Para desarticular la ideología impuesta y el régimen social que legitima, la ideología hace
más que oponer un contra-discurso: constituye una estructura de sentido en que la
imposición pierde su carácter absoluto y se convierte en objeto de una explicación
desvalorizadora. La contra-ideología que radicaliza la agresión contra el orden establecido,
constituye una nueva distribución de la afectividad, mediante la creación de un nuevo
sistema de valores.

EL EFECTO DE UNIVERSALIDAD
Lo que diferencia a la ideología política en tanto que institución, de toda otra institución
particular, es su potencialidad indefinida de hacerse presente en todas las actividades,
individuales o colectivas. A diferencia de cada institución, que regula un sector finito de
prácticas sociales, la institución ideológica puede erigirse en norma de todas las prácticas y
aparecer en todos los sectores de la vida social. En relación con el individuo, lo puede
acompañar y guiar en cada uno de sus logros. Además, puede intervenir intensa e
íntimamente en cada uno de estos niveles para apropiárselos y regularlos, realizando esa
función unificadora que Gramsci evocaba con la metáfora del “cimiento político”.

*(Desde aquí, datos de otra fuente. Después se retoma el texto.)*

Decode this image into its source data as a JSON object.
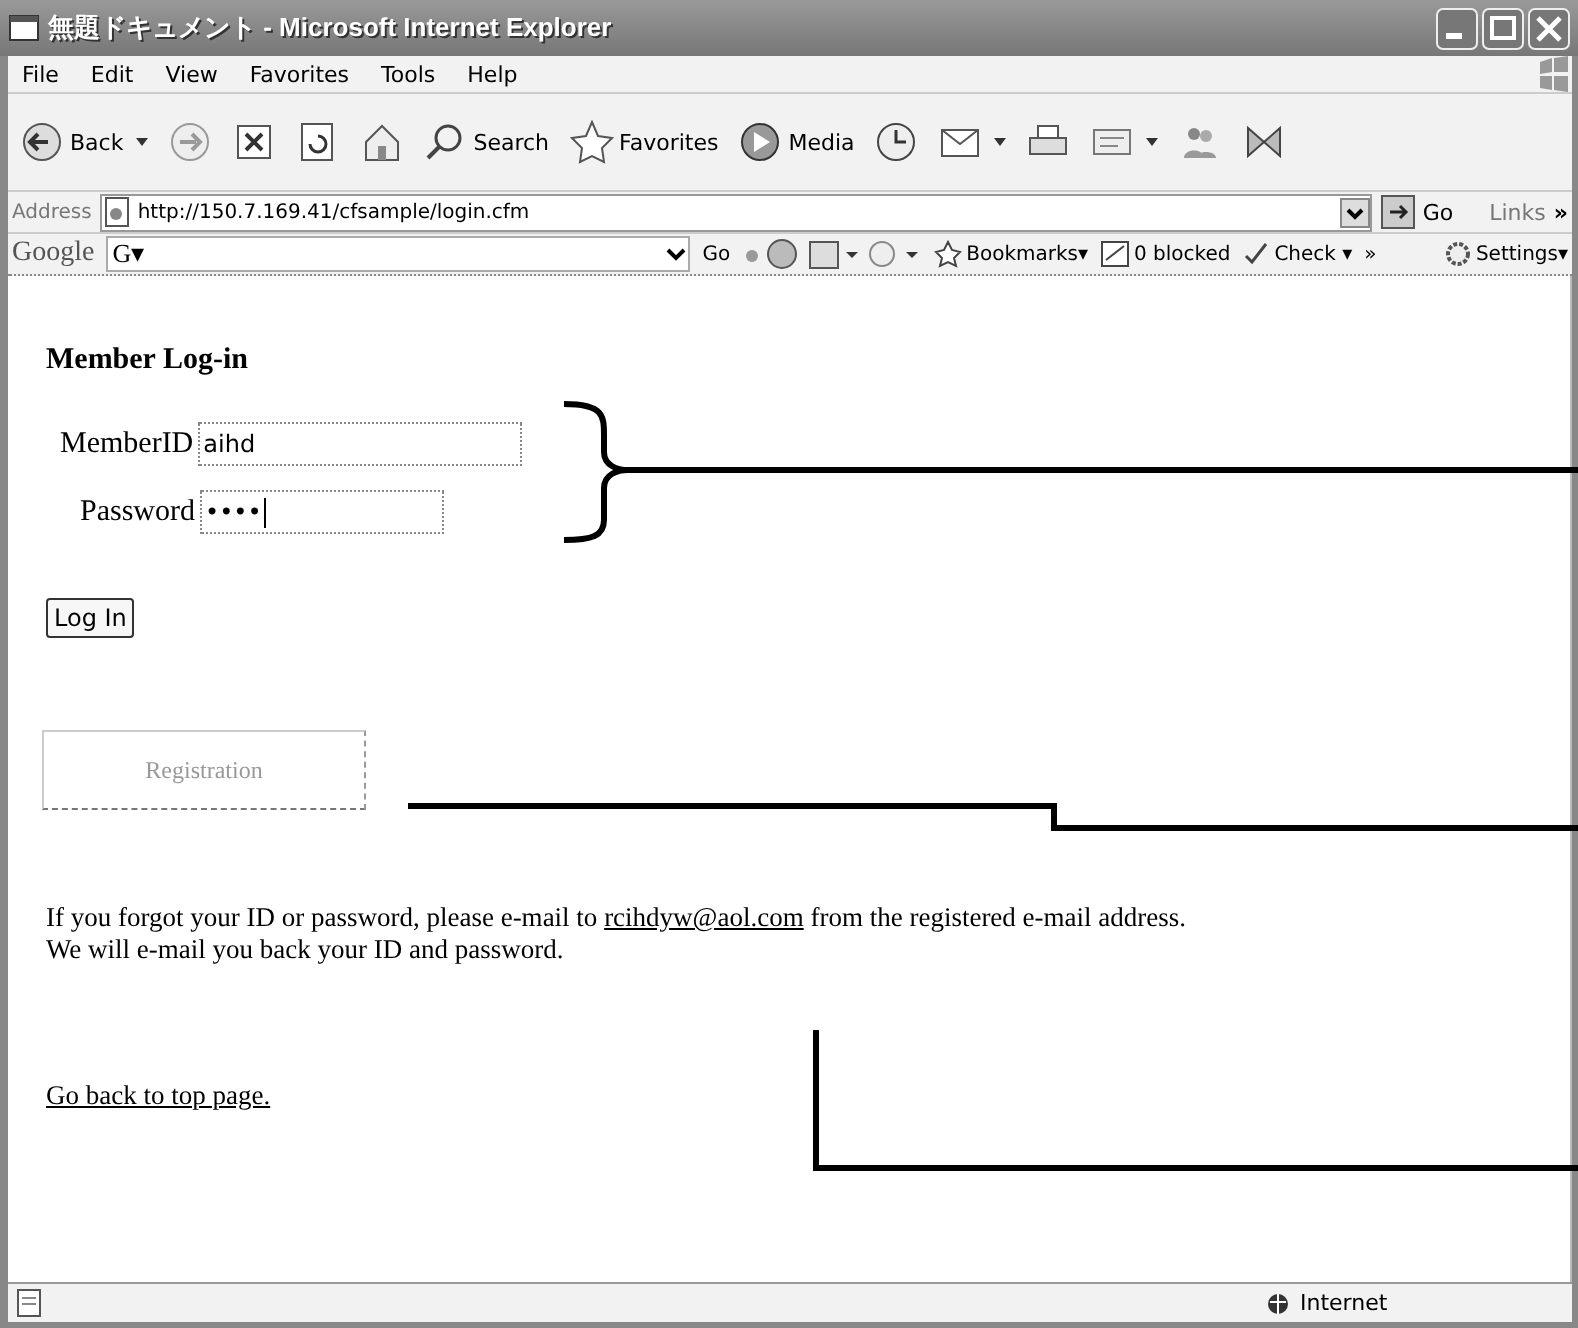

La ideología política posee, pues, la singular propiedad de hacerse omnipresente en la
actividad social, no como un discurso superficial o como una mera apariencia, sino más bien
como un lenguaje totalizador, un sobrecódigo susceptible de intervenir en todos los niveles
y todas las acciones, de acuerdo con modalidades diferenciadas. A partir de esto puede
constituir un lenguaje concreto de integración universal, la cohesión universal que asegura
la inaccesible totalización concreta a través de la totalización simbólica. La ideología será,
pues, un instrumento privilegiado del poder político, en tanto poder que afronta la totalidad,
a la vez que, eventualmente, el instrumento privilegiado de la reducción de las diferencias.